Года через два или три после начала войны Кузьминишна и ее дед поехали на заработки на рыбные промыслы, километров за семьдесят от нашего города. Думали вернуться с деньгами, завести хозяйство: свинью, кур, может быть, даже корову — такие были у них планы, да так и сгинули навек. Уже не помню, от чего они умерли, мама рассказывала, но я точно не помню, кажется, от малярии, в то тяжелое время в наших краях свирепствовала малярия, впрочем, не в меньшей степени свирепствовал тиф, так что, может быть,— от тифа, а я сейчас просто путаю. Известие о печальной участи наших хозяев пришло только после войны, родственников у них не нашлось, и дом остался за нами. Лет десять мы проживали в нем вроде бы нелегально, а потом военкомат и заводоуправление помогли маме

оформить бумаги, и она официально вступила во владение.

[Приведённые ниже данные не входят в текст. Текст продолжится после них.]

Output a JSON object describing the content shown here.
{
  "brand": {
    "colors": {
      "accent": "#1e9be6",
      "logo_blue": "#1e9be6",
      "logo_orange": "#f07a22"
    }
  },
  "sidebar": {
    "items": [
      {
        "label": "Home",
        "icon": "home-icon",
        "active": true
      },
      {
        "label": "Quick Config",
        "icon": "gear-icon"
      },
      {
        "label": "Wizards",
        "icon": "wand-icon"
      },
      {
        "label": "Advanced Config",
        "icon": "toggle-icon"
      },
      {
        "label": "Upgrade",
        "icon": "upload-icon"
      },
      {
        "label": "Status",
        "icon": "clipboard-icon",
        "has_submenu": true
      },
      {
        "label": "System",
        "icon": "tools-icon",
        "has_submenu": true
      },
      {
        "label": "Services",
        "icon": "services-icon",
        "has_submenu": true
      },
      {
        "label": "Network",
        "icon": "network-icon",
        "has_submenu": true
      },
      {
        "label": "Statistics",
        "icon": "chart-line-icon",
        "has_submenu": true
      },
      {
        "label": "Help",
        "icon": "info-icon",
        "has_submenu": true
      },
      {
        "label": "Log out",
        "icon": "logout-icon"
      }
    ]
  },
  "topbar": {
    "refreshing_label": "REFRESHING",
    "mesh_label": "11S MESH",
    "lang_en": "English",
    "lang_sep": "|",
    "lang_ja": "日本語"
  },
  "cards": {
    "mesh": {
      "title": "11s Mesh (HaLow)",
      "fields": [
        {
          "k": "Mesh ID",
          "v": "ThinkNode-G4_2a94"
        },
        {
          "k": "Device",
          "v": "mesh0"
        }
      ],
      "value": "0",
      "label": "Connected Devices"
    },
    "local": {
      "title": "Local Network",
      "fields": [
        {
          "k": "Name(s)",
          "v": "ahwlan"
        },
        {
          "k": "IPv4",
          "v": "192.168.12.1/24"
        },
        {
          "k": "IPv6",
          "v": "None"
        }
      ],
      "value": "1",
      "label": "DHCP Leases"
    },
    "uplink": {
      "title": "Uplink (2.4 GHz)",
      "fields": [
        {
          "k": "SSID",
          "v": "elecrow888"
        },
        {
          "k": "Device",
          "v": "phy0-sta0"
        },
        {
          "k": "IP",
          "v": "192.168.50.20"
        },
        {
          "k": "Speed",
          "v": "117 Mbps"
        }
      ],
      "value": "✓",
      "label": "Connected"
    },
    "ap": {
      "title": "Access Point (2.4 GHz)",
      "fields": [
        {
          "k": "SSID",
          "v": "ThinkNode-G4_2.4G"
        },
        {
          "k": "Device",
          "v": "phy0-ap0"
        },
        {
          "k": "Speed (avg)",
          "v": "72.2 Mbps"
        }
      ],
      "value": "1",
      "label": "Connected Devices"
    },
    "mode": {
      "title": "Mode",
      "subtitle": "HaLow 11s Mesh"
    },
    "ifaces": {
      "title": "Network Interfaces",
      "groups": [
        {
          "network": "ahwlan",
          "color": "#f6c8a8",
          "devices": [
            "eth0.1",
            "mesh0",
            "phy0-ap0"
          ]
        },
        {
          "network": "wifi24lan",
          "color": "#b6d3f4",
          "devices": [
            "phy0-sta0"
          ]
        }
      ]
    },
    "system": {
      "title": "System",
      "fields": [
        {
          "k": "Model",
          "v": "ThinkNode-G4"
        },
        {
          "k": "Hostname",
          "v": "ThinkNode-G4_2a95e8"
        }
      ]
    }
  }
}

За дверью послышались шум, голоса, смех, крики, и в комнату ввалилась целая ватага товарищей Андрея и Тани по заводу и институту. Сразу стало холодно, запахло тающим снегом, стол и кровать завалили кульками и свертками.

— После пожара?

— Откуда такая чернота?

Таня объяснила.

— Ну-ка, показывайте вашего наследника!— заорали ребята.

Так в бестолковой суете и прошло время.

В половине третьего всей гурьбой вышли на улицу. Солнце, светившее весь день, вдруг затерялось где-то в сером облачном небе, и потянул жестокий северный ветер «Иван». Всей компанией (только Валя попрощалась по дороге — беспокоилась за мать, оставшуюся без присмотра) проводили Андрея до призывного пункта.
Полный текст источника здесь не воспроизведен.